Very little is known about Vivaldi's personal life.  We know about his professional career through the records of the places his music was performed.  We know what people thought of Vivaldi from letters they wrote praising or denouncing him.  What we know from Vivaldi's own mouth (or hand) is minimal.  His personal opinions or thoughts are next to impossible to determine, as are the events that have nothing to do with music; romance for instance (only a step away from music.)  Vivaldi did not marry, and it is not known if he had romantic relations of any kind.  This has not prevented musicologists (wishful thinkers that they are) from speculation.

The strongest case is made for his  star opera soprano Anna Girņ, or Anna Giraud, who played the lead in his operas starting with Farnace.  She was 16 or 17 years old and Vivaldi was already 48.  She and her sister Paolina lived at Vivaldi's house and became his traveling partners, accompanying him on his excursions all over Europe for many years.  Vivaldi claimed the sisters provided much needed health care for the ailing composer, whose asthma severly hindered his priestly duties (without, apparently, affecting his abilities to travel, perform, teach, compose prolifically, or manage an opera house.)    It is no wonder that historians were putting two and two together to make love.

The first attacks against Vivaldi's lifestyle came in 1737, when Guido Bentivoglio refused to allow Vivaldi to stage an opera in the city of Ferrara.  He claimed that Vivaldi was unfit for such high an honor because he did not say mass (which was true) and that he was having an affair with Anna (which was hearsay.)  Vivaldi protested in a long rambling letter which is the only hard evidence we have of Vivaldi's involvement with the singer.  He denied the accusations, of course.  (Vivaldi eventually got an opera into Ferrara, but is was a commercial failure.)

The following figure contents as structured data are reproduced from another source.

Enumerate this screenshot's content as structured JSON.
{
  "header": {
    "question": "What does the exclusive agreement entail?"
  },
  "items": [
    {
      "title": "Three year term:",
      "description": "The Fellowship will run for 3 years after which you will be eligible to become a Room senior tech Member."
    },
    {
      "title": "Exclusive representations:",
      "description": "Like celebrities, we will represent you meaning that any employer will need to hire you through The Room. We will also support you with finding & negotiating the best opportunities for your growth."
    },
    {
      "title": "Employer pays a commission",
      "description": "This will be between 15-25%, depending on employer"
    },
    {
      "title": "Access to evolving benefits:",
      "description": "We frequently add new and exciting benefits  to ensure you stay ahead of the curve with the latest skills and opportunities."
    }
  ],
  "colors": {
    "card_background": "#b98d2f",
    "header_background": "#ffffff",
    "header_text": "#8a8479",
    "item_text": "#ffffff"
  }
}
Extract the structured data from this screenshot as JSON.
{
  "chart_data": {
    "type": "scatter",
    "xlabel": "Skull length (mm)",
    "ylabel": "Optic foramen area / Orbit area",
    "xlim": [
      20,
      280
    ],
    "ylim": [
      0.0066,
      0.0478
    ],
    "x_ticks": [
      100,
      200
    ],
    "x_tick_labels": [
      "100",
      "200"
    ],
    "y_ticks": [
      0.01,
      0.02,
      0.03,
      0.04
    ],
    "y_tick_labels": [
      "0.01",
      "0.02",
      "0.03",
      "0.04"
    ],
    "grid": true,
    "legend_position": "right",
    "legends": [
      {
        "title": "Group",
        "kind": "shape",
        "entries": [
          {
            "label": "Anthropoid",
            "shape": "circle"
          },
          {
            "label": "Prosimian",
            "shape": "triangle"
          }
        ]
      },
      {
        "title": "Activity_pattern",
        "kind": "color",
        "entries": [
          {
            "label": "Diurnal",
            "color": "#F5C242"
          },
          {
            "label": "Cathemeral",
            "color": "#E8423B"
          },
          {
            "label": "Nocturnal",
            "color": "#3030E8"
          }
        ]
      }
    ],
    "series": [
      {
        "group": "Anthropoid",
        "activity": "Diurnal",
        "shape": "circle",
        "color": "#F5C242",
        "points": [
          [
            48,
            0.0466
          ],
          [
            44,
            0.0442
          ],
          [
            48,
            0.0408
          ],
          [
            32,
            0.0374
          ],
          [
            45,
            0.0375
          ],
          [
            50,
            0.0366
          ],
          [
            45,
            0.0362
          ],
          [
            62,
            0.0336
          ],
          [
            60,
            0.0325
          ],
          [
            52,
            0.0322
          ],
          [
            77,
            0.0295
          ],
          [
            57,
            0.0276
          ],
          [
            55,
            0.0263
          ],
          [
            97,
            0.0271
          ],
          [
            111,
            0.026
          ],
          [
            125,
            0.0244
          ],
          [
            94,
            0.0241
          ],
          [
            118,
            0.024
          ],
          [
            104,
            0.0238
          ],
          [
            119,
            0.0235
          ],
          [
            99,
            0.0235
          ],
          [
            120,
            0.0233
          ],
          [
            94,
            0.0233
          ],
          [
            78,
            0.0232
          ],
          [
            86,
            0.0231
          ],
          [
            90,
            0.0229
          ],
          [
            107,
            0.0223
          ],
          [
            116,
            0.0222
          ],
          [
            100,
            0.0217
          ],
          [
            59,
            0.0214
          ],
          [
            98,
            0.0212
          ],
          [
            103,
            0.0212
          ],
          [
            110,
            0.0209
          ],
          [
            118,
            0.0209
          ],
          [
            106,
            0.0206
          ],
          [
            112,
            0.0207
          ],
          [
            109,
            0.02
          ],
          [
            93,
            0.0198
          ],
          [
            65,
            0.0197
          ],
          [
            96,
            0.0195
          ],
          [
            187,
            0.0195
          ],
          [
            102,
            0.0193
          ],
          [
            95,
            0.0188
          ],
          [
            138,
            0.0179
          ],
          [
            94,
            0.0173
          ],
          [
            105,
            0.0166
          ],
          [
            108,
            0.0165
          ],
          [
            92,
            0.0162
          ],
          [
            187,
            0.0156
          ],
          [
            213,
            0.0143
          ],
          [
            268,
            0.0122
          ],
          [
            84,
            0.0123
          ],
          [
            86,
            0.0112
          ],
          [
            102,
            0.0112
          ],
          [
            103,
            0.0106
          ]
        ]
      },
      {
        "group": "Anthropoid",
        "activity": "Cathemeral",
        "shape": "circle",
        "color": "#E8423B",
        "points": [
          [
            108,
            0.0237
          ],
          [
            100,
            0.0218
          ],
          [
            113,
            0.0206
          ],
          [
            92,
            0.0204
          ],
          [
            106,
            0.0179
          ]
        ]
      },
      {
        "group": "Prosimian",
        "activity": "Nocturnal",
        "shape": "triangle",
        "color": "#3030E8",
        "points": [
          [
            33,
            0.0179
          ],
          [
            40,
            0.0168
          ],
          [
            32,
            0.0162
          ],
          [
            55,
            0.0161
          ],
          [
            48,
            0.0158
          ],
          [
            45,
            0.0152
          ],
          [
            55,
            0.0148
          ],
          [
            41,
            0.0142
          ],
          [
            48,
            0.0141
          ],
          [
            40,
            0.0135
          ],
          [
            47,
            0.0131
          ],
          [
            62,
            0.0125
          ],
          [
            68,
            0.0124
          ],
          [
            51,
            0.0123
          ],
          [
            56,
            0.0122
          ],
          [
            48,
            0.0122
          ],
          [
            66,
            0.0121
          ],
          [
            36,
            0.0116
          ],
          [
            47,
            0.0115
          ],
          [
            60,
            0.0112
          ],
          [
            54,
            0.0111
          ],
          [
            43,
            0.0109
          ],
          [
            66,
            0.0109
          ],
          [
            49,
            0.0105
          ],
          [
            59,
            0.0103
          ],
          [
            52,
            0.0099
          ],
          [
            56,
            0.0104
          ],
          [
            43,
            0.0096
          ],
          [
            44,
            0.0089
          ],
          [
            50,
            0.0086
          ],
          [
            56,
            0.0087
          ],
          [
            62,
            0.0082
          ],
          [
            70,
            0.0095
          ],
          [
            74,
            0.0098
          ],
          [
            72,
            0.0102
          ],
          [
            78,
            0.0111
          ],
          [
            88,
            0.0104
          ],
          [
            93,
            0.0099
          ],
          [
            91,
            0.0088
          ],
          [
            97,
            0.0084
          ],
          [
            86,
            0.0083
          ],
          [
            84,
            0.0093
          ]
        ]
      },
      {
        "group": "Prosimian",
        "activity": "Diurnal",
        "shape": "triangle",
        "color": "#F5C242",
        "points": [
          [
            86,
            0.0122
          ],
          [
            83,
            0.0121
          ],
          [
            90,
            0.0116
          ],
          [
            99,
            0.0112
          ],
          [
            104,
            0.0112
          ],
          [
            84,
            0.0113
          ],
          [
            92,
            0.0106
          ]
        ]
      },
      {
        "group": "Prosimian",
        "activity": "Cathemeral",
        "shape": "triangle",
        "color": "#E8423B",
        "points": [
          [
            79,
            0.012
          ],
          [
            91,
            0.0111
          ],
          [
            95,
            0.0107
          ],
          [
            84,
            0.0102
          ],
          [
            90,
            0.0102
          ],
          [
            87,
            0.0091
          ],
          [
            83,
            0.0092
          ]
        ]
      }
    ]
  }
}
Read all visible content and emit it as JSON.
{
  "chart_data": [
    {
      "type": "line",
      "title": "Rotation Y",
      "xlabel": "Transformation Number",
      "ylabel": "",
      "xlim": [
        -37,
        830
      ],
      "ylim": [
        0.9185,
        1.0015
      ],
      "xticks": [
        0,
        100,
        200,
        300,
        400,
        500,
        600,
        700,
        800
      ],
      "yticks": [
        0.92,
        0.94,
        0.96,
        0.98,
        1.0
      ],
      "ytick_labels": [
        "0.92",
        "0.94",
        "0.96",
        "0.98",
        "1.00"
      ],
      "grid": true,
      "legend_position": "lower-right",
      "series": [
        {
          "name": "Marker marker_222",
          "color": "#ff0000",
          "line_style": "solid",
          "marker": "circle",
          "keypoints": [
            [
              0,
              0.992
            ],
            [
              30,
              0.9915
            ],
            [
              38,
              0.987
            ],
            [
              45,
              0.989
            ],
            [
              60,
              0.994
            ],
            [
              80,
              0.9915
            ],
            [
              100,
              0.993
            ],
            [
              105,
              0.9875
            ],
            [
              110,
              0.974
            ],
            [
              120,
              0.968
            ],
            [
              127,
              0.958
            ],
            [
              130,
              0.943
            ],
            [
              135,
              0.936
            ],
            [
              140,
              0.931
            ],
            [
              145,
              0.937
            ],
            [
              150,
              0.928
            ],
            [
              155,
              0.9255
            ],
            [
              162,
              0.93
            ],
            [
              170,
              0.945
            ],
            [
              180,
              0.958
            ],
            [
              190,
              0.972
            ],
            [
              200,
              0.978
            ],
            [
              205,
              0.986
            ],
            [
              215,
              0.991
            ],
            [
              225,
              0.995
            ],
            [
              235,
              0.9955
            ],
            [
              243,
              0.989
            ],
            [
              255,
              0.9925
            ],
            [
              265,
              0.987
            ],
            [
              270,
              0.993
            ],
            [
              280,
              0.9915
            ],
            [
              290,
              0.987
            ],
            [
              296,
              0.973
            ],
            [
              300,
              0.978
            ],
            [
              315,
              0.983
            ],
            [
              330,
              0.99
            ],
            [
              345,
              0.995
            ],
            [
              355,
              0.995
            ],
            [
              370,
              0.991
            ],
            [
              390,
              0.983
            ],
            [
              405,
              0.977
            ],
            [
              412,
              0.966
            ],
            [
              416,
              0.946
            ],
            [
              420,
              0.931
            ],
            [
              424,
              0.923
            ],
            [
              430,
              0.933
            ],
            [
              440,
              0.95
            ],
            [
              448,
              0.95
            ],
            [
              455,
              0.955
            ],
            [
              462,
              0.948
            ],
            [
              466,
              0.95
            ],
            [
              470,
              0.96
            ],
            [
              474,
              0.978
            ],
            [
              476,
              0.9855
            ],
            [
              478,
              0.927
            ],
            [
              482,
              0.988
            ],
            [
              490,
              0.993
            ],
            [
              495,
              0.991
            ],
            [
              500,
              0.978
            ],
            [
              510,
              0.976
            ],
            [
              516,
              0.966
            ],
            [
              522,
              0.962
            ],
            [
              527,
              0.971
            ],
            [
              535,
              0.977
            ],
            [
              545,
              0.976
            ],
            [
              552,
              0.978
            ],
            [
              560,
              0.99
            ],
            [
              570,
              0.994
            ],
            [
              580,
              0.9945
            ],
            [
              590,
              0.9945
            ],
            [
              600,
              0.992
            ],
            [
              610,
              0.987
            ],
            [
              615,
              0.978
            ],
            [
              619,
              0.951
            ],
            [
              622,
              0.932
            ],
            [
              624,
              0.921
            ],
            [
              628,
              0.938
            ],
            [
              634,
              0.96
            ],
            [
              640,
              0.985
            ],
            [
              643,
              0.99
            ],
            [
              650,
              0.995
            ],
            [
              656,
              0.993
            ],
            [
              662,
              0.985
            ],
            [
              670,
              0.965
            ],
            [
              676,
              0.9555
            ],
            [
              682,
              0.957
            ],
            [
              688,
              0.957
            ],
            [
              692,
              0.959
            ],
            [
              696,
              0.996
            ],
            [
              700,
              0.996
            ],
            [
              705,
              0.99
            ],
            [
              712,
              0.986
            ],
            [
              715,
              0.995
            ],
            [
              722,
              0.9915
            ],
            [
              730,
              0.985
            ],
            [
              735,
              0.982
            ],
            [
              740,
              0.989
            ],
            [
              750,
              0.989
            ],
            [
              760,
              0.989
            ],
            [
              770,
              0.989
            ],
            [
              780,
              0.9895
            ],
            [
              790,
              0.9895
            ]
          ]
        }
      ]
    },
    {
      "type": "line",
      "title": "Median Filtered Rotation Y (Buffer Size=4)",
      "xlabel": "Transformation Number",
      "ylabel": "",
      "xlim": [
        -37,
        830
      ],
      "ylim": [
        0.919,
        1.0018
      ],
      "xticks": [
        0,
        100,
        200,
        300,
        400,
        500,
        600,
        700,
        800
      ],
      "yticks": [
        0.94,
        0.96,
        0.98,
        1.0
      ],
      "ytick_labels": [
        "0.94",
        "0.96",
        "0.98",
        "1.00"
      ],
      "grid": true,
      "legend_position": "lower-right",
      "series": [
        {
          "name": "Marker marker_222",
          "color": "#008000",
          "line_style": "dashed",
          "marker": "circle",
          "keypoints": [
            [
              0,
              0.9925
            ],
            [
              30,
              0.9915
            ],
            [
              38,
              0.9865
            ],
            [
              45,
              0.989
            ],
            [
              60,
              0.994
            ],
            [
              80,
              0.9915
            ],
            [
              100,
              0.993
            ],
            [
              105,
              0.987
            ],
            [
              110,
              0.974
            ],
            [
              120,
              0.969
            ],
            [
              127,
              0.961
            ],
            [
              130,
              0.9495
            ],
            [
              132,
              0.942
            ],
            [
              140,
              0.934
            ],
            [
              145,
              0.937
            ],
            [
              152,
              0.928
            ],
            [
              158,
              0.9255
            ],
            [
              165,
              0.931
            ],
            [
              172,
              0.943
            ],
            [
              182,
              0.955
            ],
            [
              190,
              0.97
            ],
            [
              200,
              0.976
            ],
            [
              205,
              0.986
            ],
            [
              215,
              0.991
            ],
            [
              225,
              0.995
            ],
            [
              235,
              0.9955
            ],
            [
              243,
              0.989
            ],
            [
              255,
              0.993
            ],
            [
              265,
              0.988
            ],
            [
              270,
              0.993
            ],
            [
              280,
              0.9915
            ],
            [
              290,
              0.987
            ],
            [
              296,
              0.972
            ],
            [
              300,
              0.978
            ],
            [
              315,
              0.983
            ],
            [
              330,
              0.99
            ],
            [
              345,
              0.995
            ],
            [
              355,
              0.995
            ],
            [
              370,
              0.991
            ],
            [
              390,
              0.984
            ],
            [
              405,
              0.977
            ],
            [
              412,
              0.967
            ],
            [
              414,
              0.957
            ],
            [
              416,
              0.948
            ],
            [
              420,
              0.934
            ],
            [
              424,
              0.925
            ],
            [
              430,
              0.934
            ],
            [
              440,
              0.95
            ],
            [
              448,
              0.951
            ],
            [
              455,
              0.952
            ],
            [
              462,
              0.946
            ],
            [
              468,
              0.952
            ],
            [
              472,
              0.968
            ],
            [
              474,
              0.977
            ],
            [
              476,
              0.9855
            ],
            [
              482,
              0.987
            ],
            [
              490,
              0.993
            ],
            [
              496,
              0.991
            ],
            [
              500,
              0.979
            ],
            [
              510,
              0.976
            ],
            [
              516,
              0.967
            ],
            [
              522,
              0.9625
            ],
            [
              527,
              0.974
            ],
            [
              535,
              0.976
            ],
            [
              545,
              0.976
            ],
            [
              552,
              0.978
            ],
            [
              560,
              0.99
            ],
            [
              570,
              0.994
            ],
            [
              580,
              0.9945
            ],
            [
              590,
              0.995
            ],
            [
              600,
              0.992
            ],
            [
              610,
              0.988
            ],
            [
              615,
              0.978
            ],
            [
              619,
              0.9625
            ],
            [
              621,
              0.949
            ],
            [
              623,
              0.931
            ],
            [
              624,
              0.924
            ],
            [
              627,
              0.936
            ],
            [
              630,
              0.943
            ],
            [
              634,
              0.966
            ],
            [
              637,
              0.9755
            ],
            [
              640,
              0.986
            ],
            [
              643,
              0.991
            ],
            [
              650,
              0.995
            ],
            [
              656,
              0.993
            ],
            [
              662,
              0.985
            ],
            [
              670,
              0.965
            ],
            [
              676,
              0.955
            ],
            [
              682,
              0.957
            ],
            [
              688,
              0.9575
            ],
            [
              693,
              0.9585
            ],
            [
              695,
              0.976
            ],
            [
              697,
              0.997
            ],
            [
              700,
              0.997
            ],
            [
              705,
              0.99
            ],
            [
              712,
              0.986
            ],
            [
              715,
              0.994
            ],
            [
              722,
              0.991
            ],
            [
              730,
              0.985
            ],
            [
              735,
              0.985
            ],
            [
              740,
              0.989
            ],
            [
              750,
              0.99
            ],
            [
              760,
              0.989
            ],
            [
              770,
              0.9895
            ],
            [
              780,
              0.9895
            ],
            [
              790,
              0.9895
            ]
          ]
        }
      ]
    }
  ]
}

Whether Vivaldi was intimate with Anna does not deter from their interesting relationship.  He was more than likely a father-figure and mentor, and she a pupil and close friend.  Their travels may have been strictly business, or Vivaldi may have acted as her chaperone.  She was not regarded as an outstanding singer or object of beauty, but she was known to be a convincing actor with a strong presence, and she received several compliments and denouncements in surviving accounts.  She was married seven years after Vivaldi's death.  We more than likely will never know exact details of their alliance, which means the historians (and I) are free to speculate.